Червяк покрутил головой в разные стороны и вылез полностью, явив собой что-то вроде коротенькой синусоиды. Из-за края экрана пришла птичка, склевала червя и ушла за другой край экрана. Птичкой я гордился – она была пределом моих художественных способностей.

Зэ, как говорится, энд.

— Еще! — азартно сказал Дуглас. — Можно?

Я взялся за другую ручку и прокрутил мультик обратно. Птичка, пятясь, появилась из-за края экрана, выблевала червяка и ушла. Червяк наполовину залез в норку, покрутил головой, как бы говоря: «ну и дела!» и побыстрее смылся.

Норман смотрел не на экран, а на проектор.

— Незамкнутая лента… — пробормотал он. — Ты же что-то такое говорил на первой лекции!

— Да он много чего наговорил на первой лекции, — проворчал Джейк, — только про фотографии.

— Вот когда научимся печатать фотографии на прозрачной пленке, тогда и будет то, про что я говорил на первой лекции, — пообещал я. — А пока – только так.

Я прокрутил мультик еще несколько раз, а потом пленка порвалась.

— Можно склеить? — спросила меня мисс Мелори.

— Можно, — согласился я. — Но оно снова будет рваться. Надо что-то придумать, чтобы пленка была прочнее.

— Длиннее представление можно сделать? — спросил Джейк. — А то раз-два и кончилось!

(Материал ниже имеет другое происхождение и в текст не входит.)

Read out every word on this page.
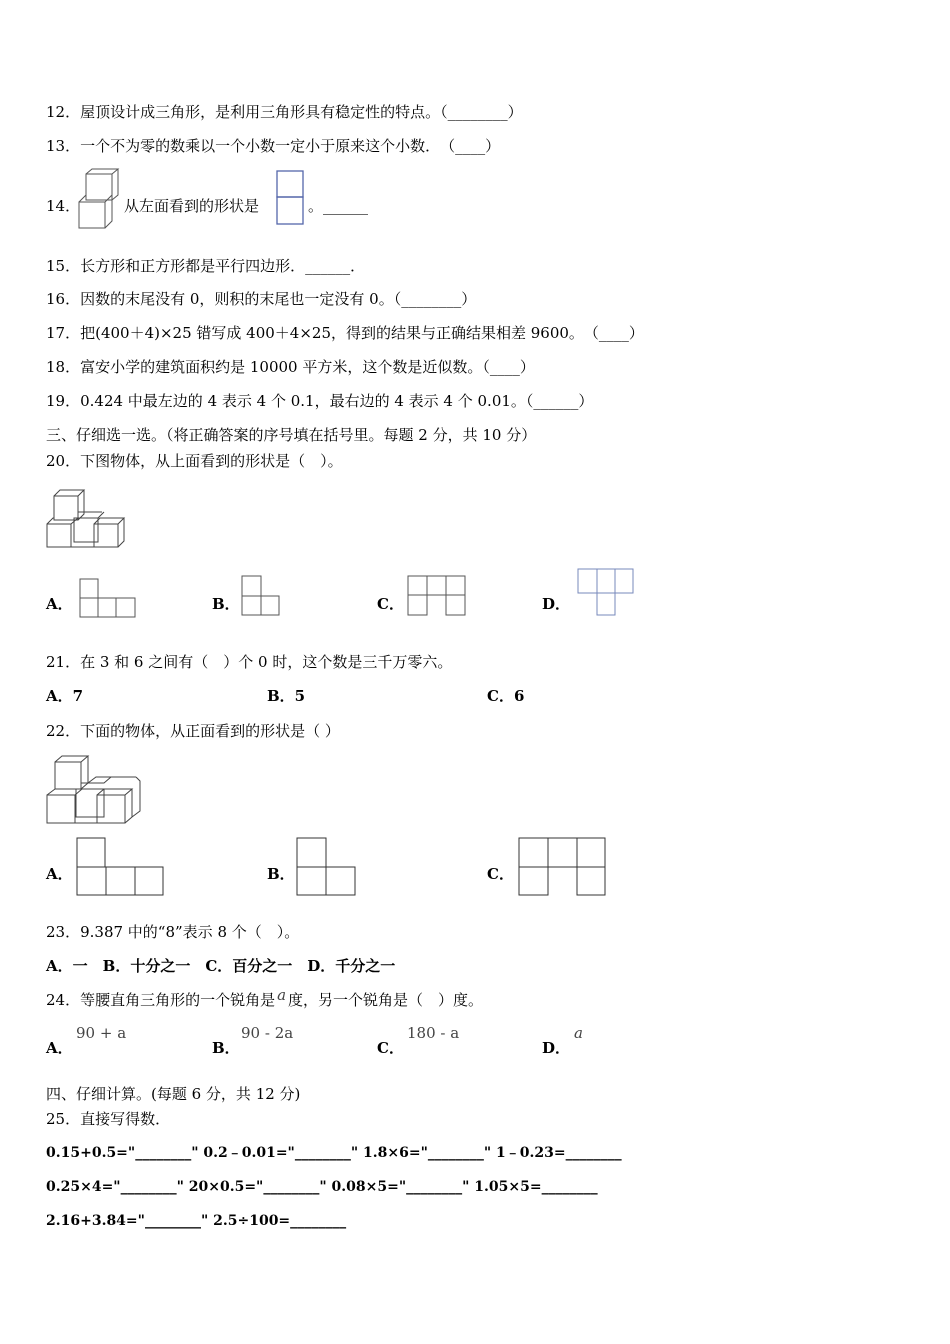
12．屋顶设计成三角形，是利用三角形具有稳定性的特点。（________）
13．一个不为零的数乘以一个小数一定小于原来这个小数．　（____）
14．	从左面看到的形状是	。______
15．长方形和正方形都是平行四边形．______．
16．因数的末尾没有 0，则积的末尾也一定没有 0。（________）
17．把(400＋4)×25 错写成 400＋4×25，得到的结果与正确结果相差 9600。　（____）
18．富安小学的建筑面积约是 10000 平方米，这个数是近似数。（____）
19．0.424 中最左边的 4 表示 4 个 0.1，最右边的 4 表示 4 个 0.01。（______）
三、仔细选一选。（将正确答案的序号填在括号里。每题 2 分，共 10 分）
20．下图物体，从上面看到的形状是（　）。
A．	B．	C．	D．
21．在 3 和 6 之间有（　）个 0 时，这个数是三千万零六。
A．7	B．5	C．6
22．下面的物体，从正面看到的形状是（ ）
A．	B．	C．
23．9.387 中的“8”表示 8 个（　）。
A．一　B．十分之一　C．百分之一　D．千分之一
24．等腰直角三角形的一个锐角是 a 度，另一个锐角是（　）度。
A．
90 + a
B．
90 - 2a
C．
180 - a
D．
a
四、仔细计算。(每题 6 分，共 12 分)
25．直接写得数．
0.15+0.5="________" 0.2﹣0.01="________" 1.8×6="________" 1﹣0.23=________
0.25×4="________" 20×0.5="________" 0.08×5="________" 1.05×5=________
2.16+3.84="________" 2.5÷100=________
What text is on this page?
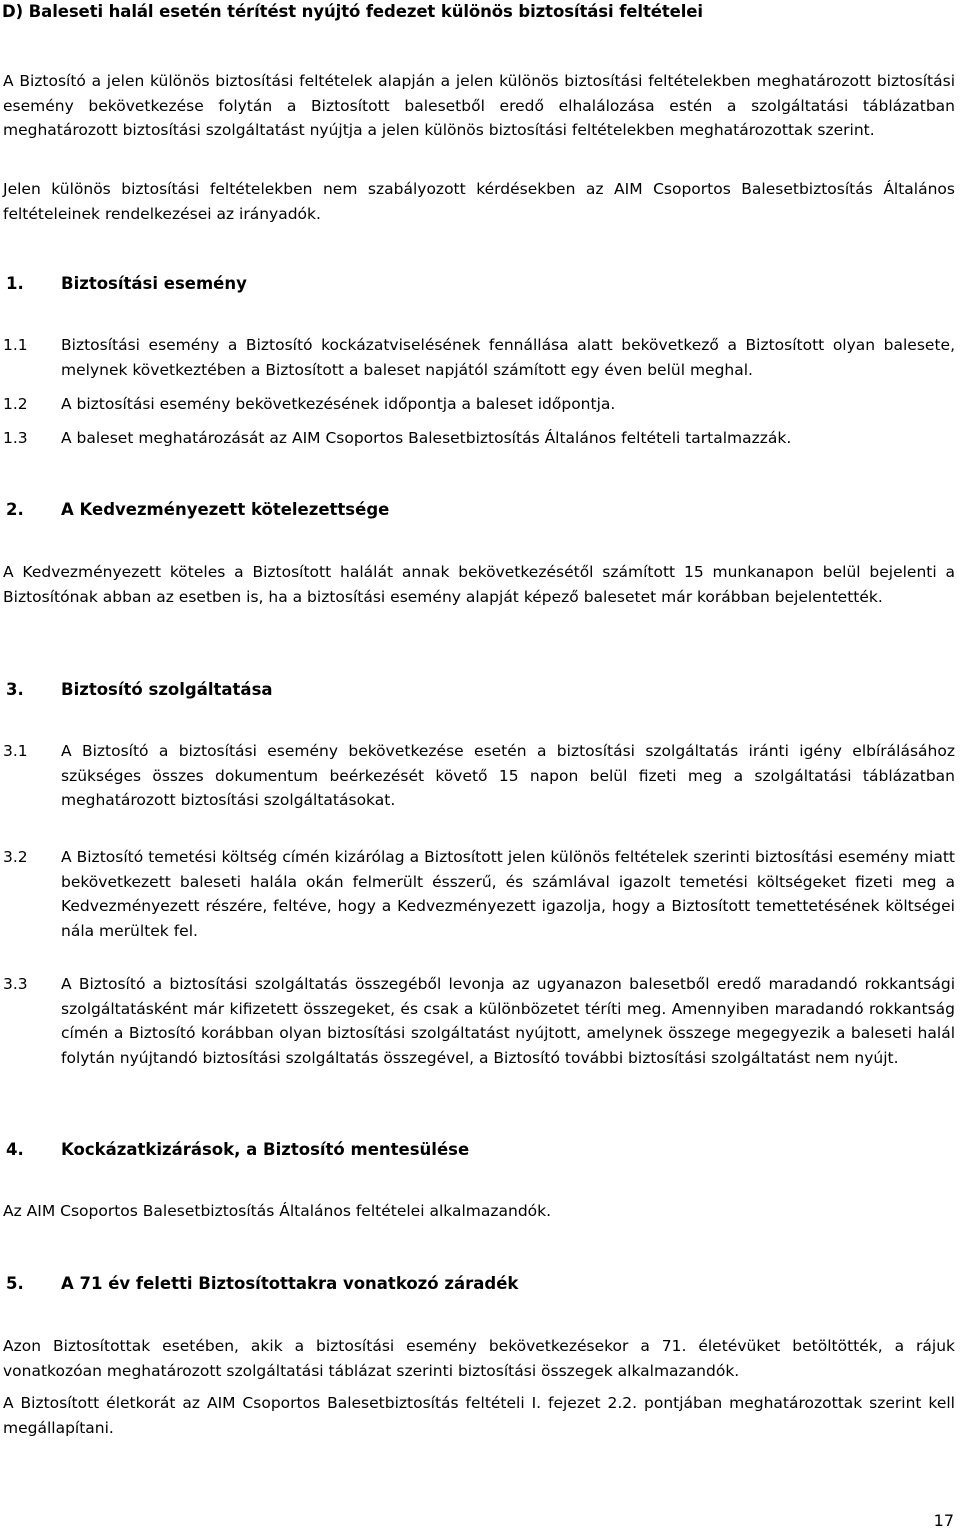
D) Baleseti halál esetén térítést nyújtó fedezet különös biztosítási feltételei
A Biztosító a jelen különös biztosítási feltételek alapján a jelen különös biztosítási feltételekben meghatározott biztosítási esemény bekövetkezése folytán a Biztosított balesetből eredő elhalálozása estén a szolgáltatási táblázatban meghatározott biztosítási szolgáltatást nyújtja a jelen különös biztosítási feltételekben meghatározottak szerint.
Jelen különös biztosítási feltételekben nem szabályozott kérdésekben az AIM Csoportos Balesetbiztosítás Általános feltételeinek rendelkezései az irányadók.
1. Biztosítási esemény
1.1 Biztosítási esemény a Biztosító kockázatviselésének fennállása alatt bekövetkező a Biztosított olyan balesete, melynek következtében a Biztosított a baleset napjától számított egy éven belül meghal.
1.2 A biztosítási esemény bekövetkezésének időpontja a baleset időpontja.
1.3 A baleset meghatározását az AIM Csoportos Balesetbiztosítás Általános feltételi tartalmazzák.
2. A Kedvezményezett kötelezettsége
A Kedvezményezett köteles a Biztosított halálát annak bekövetkezésétől számított 15 munkanapon belül bejelenti a Biztosítónak abban az esetben is, ha a biztosítási esemény alapját képező balesetet már korábban bejelentették.
3. Biztosító szolgáltatása
3.1 A Biztosító a biztosítási esemény bekövetkezése esetén a biztosítási szolgáltatás iránti igény elbírálásához szükséges összes dokumentum beérkezését követő 15 napon belül fizeti meg a szolgáltatási táblázatban meghatározott biztosítási szolgáltatásokat.
3.2 A Biztosító temetési költség címén kizárólag a Biztosított jelen különös feltételek szerinti biztosítási esemény miatt bekövetkezett baleseti halála okán felmerült ésszerű, és számlával igazolt temetési költségeket fizeti meg a Kedvezményezett részére, feltéve, hogy a Kedvezményezett igazolja, hogy a Biztosított temettetésének költségei nála merültek fel.
3.3 A Biztosító a biztosítási szolgáltatás összegéből levonja az ugyanazon balesetből eredő maradandó rokkantsági szolgáltatásként már kifizetett összegeket, és csak a különbözetet téríti meg. Amennyiben maradandó rokkantság címén a Biztosító korábban olyan biztosítási szolgáltatást nyújtott, amelynek összege megegyezik a baleseti halál folytán nyújtandó biztosítási szolgáltatás összegével, a Biztosító további biztosítási szolgáltatást nem nyújt.
4. Kockázatkizárások, a Biztosító mentesülése
Az AIM Csoportos Balesetbiztosítás Általános feltételei alkalmazandók.
5. A 71 év feletti Biztosítottakra vonatkozó záradék
Azon Biztosítottak esetében, akik a biztosítási esemény bekövetkezésekor a 71. életévüket betöltötték, a rájuk vonatkozóan meghatározott szolgáltatási táblázat szerinti biztosítási összegek alkalmazandók.
A Biztosított életkorát az AIM Csoportos Balesetbiztosítás feltételi I. fejezet 2.2. pontjában meghatározottak szerint kell megállapítani.
17
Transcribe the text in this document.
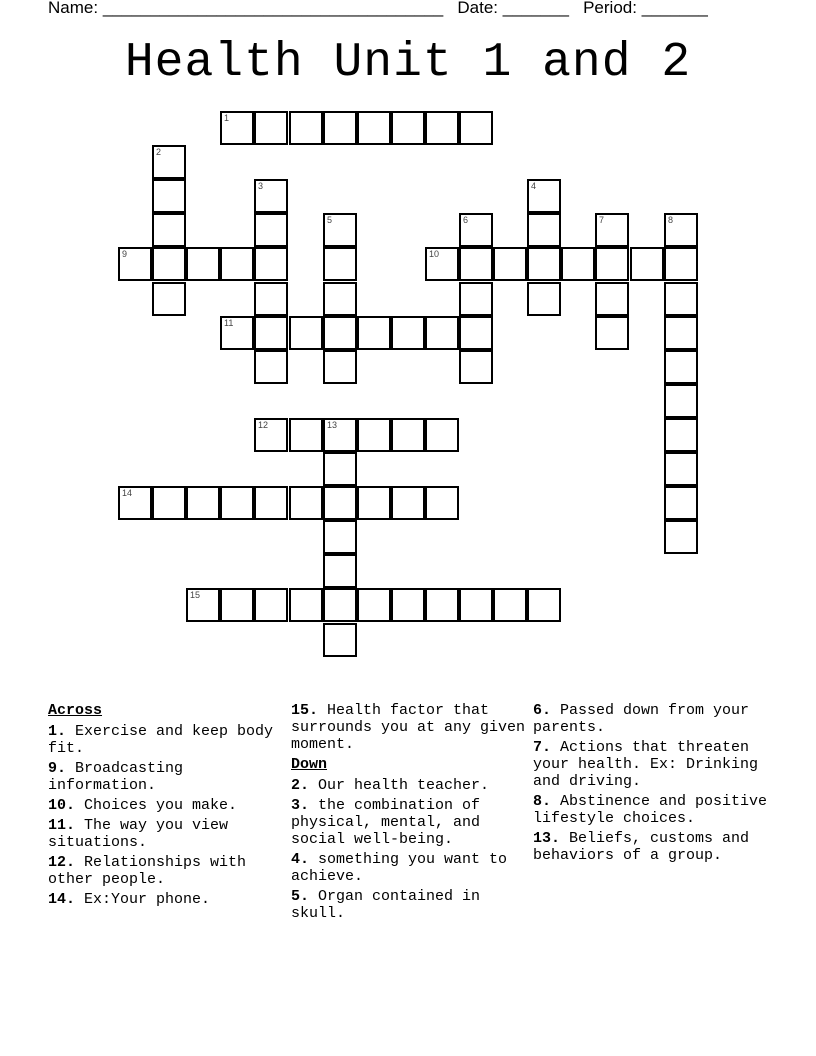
Name: ____________________________________ Date: _______ Period: _______
Health Unit 1 and 2
1
2
3	4
5	6	7	8
9	10
11
12	13
14
15
Across
1. Exercise and keep body fit.
9. Broadcasting information.
10. Choices you make.
11. The way you view situations.
12. Relationships with other people.
14. Ex:Your phone.
15. Health factor that surrounds you at any given moment.
Down
2. Our health teacher.
3. the combination of physical, mental, and social well-being.
4. something you want to achieve.
5. Organ contained in skull.
6. Passed down from your parents.
7. Actions that threaten your health. Ex: Drinking and driving.
8. Abstinence and positive lifestyle choices.
13. Beliefs, customs and behaviors of a group.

— Можно и длиннее, только меня рисовать не заставляйте.

— Я умею рисовать, — несмело сказала мисс Мелори.

— Вот и отлично. К вашему возвращению, — сказал я ребятам, — мы попробуем сделать представление подлиннее.

— Патент не забудь взять, — напомнил Норман. — Эта штука с большим потенциалом.

— Ты думаешь, такое еще не патентовали? — спросил я с сомнением. — Потенциал-то большой, не спорю, но не может же быть, чтобы я первый додумался. Простейшая же вещь!

— Про аппарат не знаю, а незамкнутую ленту для оптических иллюзий вряд ли кто патентовал, — сказал Норман.

— У меня денег не хватит, на все патенты оформлять, — возразил я.

А Норман взял и выписал мне чек. Насколько я понимаю, на большую часть того, что у него было накоплено.

— Потом как-нибудь вернешь.

— Спасибо! — выдохнул я.

Однако Норман не хотел слушать мои благодарности.

— Между прочим, нам завтра в дорогу, — напомнил он собравшимся. — Все собрались?..

И хотя нерешенных вопросов до того вроде как не было, все потянулись проверять, готовы ли они в дорогу.

Утром два фургона, на парусине которых лично мною через трафарет было написано «Вестерн Континентал – телеграф – ОКЛАХОМА» отправились в дорогу – но не на запад, к речке Пото, как казалось бы логично, а наоборот, на северо-восток, к переправе на Ван-Бюрен. Линию до Форт-Гибсона решено было вести не от Форт-Смита, а от Файетвилля, городка к северу от Ван-Бюрена, поэтому и получилось так, что вместо того, чтобы отправиться на Индейскую территорию, ребята сперва от нее начали удаляться. Из-за этого и рабочих собирали не на Пото-авеню, а у постоялого двора, ближайшего к ван-бюренскому парому. Там фургонов прибавится, и они займут паром надолго.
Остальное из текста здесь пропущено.